Even ebooks that are formatted correctly for TTS can have other issues. Math and science are the worst. Textbooks may be formatted for 100 percent accurate text-to-speech, only to falter when it comes to formulas, equations, charts, and tables. Those are typically rendered as images in an ebook, which would require publishers to take an additional step to record "alt text" for each individual figure—audio that would describe the image once encountered by a screen reader.

This rarely happens. A screen reader instead stumbles over these static images, sometimes reciting filename gibberish, leaving a blind reader with no possible way to discern meaning. That's assuming, again, that an accessible version of the textbook exists to begin with. If one does exist, it may only be available on certain platforms.


The inconsistencies can be maddening. Take Calculus: Early Transcendentals, a popular textbook from the publisher Cengage Learning. The "eTextbook" available on Amazon is actually just a straightforward scan of the book, with absolutely no text to speech functionality. Bookshare, an accessible online library, offers a version of the book, but even that copy is not fully accessible, because it doesn't contain alt text descriptions of those static images.

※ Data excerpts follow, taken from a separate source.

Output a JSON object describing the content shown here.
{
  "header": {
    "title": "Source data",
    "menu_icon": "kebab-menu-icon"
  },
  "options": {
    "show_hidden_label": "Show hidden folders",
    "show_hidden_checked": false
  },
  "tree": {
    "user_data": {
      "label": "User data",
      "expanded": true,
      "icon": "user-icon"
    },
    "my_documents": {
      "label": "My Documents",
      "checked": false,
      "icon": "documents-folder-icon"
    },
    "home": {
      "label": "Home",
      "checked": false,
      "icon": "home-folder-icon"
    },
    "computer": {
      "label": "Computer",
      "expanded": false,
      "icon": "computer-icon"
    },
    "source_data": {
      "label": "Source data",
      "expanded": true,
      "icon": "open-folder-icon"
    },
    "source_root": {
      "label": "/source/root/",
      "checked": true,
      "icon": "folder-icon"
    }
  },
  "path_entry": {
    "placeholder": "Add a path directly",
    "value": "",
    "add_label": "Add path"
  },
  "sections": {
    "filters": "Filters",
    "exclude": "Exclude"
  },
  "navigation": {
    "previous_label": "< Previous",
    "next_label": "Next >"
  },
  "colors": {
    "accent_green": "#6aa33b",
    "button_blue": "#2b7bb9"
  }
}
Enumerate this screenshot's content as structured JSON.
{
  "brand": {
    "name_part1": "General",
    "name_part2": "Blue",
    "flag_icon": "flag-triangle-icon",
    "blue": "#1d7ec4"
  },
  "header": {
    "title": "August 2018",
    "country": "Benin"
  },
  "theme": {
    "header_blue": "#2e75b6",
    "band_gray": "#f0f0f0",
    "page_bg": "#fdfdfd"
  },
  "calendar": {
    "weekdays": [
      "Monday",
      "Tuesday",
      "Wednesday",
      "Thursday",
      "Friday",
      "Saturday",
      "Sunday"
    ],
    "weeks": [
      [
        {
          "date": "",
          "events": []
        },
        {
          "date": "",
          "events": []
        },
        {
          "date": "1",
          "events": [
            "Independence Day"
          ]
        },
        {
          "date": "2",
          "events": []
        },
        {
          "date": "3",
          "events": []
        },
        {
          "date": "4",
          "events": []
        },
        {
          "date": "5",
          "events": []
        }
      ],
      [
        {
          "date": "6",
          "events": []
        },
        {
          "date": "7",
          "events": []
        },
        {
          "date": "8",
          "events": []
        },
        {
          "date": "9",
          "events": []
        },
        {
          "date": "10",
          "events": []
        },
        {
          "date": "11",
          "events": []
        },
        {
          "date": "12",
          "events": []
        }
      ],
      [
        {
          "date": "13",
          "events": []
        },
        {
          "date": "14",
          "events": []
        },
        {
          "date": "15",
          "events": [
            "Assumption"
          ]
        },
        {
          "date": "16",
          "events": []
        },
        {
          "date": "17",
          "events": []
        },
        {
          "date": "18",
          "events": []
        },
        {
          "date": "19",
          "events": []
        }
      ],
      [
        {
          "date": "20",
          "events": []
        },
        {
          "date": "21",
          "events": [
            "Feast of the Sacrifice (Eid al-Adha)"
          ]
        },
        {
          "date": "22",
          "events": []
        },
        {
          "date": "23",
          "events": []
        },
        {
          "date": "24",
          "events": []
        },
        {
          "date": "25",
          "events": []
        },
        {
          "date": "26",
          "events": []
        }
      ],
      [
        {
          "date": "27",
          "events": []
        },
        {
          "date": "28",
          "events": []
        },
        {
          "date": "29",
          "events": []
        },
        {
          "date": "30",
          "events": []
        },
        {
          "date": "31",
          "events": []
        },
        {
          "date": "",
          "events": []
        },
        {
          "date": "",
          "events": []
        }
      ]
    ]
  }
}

Brad Turner, VP and GM of global education and literacy at Benetech, the nonprofit behind Bookshare, says that while his company will sometimes inject accessible features into ebooks without the cooperation of a publisher, they won't write their own descriptions for images.

"Our agreement with publishers is, give us your content, and we promise not to change it at all. We’re only going to make it accessible," Turner says. "For many of the images, graphics, charts, graphs, formulas, equations, we’re not qualified like the author or the publisher."

Emily Featherston, director of corporate communications at Cengage, says the company is committed to providing accessible versions of its ebooks, and that it has "accessibility guidelines and an in-house team of digital accessibility and learning design specialists" to support its product and tech teams. Readers who purchase and access text through Cengage's own platform will have access to TTS and alt text, but those features aren't guaranteed from the third parties people may be more accustomed to buying from.

"While this work helps demonstrate our commitment to providing accessible solutions, we also recognize that accessibility is a journey, not a destination, and there is always room to improve," Featherston says.

That journey has been very long. Technological interventions have been available for years—some people use tools like the Kindle Converter or Codex to cleave through digital rights management, transforming proprietary ebooks into accessible formats—but the core problem is actually very simple. Publishers could provide fully accessible, digital versions of their books. They don't have to, and often they don't.

So advocates in the United States are stuck filing for an exemption to a 23-year-old law, signed a year before the founding of Napster and well ahead of the smartphone era, when a top copyright concern was kids ripping music from CDs. The recommendation this month to extend the copyright exemption for accessible ebooks is good news, but the entire process will repeat in three years.

By then, a permanent fix may be closer. In 2019, the European Accessibility Act became law in the EU. It will be enforced in June 2025, requiring all ebooks published in the EU after that point to be fully accessible. Some hope it could set a precedent here.

"We passed a seatbelt law. We passed an unleaded gas law. Why can’t we pass an accessible book law?" Turner says.

Meanwhile, the Bridges are looking to the future—with some trepidation.

"Math is going to be nasty," Rebecca says. "There’s no doubt in my mind."